The biggest sticking point between Republicans and Democrats working on a deal to avert the so-called fiscal cliff isn't tax increases.

It's spending. Republicans want a lot less of it. But Democrats are resisting further budget cuts, saying they've already agreed to about $1.6 trillion in spending cuts over the past two years. They continue to press Republicans to raise taxes instead.

"We have already cut," Sen. Barbara Mikulski, D-Md., told The Washington Examiner. "We've consistently cut spending, but Republicans haven't done anything on revenue."

Republicans say the cuts are not as significant as Democrats claim, and some budget analysts agree, pointing out that they are made up of cuts dating back two years and include savings estimated from ending the wars in Iraq and Afghanistan.

The $1.6 trillion often cited by Democrats "is not true in the real world," said Michael Tanner, a policy scholar at the libertarian Cato Institute.

The Center on Budget and Policy Priorities, a liberal think tank, determined that Congress slashed nonentitlement spending by $1.5 trillion over 10 years, mainly because the Budget Control Act of 2011 capped last year's spending to below 2010 levels. The cap will continue to hold down spending in future years.

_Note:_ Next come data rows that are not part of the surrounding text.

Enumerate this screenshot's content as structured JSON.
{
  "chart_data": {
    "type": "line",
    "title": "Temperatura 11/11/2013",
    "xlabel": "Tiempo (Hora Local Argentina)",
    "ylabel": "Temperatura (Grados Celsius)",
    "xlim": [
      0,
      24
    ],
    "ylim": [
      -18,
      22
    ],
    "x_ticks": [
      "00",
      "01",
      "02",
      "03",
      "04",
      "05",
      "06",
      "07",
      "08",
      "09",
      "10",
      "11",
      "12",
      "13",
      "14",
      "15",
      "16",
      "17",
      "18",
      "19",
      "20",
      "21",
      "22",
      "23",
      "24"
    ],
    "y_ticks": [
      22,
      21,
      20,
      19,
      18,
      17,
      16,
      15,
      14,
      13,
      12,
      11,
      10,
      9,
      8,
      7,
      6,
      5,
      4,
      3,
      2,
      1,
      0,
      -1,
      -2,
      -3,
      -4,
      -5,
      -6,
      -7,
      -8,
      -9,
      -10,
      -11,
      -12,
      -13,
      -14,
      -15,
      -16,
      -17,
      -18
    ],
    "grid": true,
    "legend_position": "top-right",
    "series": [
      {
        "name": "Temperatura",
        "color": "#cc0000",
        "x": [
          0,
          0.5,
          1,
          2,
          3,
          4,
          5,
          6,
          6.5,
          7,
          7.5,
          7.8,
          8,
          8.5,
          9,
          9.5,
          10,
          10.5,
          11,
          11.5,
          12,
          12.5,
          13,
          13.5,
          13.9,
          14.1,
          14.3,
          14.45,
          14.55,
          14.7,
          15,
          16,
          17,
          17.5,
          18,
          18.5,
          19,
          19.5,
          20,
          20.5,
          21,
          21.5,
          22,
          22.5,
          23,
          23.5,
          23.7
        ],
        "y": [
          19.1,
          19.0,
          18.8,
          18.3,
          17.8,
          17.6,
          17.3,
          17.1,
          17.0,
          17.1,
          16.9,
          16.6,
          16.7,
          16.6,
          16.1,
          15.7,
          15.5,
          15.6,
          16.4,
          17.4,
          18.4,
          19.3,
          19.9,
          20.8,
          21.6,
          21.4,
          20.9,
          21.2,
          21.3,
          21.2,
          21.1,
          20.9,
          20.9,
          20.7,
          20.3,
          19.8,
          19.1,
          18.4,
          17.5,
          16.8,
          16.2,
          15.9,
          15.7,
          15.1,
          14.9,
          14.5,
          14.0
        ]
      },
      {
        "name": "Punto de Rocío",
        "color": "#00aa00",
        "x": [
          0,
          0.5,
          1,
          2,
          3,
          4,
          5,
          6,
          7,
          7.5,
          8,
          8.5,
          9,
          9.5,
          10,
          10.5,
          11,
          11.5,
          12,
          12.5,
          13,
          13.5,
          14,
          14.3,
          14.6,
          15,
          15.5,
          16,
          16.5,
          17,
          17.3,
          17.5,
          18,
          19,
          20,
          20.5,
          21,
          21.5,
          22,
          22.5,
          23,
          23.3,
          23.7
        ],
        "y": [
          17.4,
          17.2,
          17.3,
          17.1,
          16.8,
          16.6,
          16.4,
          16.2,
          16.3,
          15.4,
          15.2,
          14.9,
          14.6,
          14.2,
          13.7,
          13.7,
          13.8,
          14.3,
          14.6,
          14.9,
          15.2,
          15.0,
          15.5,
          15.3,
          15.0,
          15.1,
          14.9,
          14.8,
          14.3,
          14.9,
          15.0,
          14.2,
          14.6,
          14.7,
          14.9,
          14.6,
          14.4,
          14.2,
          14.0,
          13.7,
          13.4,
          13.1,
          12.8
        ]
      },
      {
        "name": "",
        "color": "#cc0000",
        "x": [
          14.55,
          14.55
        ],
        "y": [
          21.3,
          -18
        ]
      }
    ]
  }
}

Congress is racing to complete a deficit reduction deal by year's end that would avert the fiscal cliff, a combination of massive tax increases and spending cuts set to take effect in January. Talks between congressional Republicans and the Democratic White House have stalled, however, because of disputes over tax increases and spending cuts.

Democrats say it's time for Republicans to agree to tax increases.

"You cannot cut your way to deficit reduction," said House Minority Leader Nancy Pelosi, D-Calif. "What we need are the revenues."

Republicans say they have already agreed to raise new revenue, though they want to do it by eliminating existing tax deductions and credits rather than through a rate increase for the highest income earners, as the White House wants.

House Speaker John Boehner, R-Ohio, said it's now up to Democrats to move to the middle by agreeing to deeper spending cuts. Boehner said "there's no progress to report" on the negotiations because Democrats refuse to budge.

President Obama has worked to keep the public focused on taxes, conducting campaign-style events intended to pressure Congress, including a visit to the Northern Virginia home of a middle-class family that would get a tax cut under Obama's plan. Raising the taxes of the rich, Obama said, would generate $829 billion over the next 10 years while allowing tax cuts to continue for the middle class.

Republicans said Obama's plan to raise tax rates would hurt small businesses and kill jobs while doing little to reduce the nation's $16 trillion debt. Congress can raise nearly $1 trillion in new revenue through tax reform rather than tax increases, they said.

"Washington's got a spending problem, not a revenue problem," Boehner said.

Sen. Debbie Stabenow, D-Mich., said Democrats "absolutely know there have to be more cuts on the spending side," but that Republicans have to first agree to raise taxes.

"We are ready to do it," Stabenow insisted. "We are ready."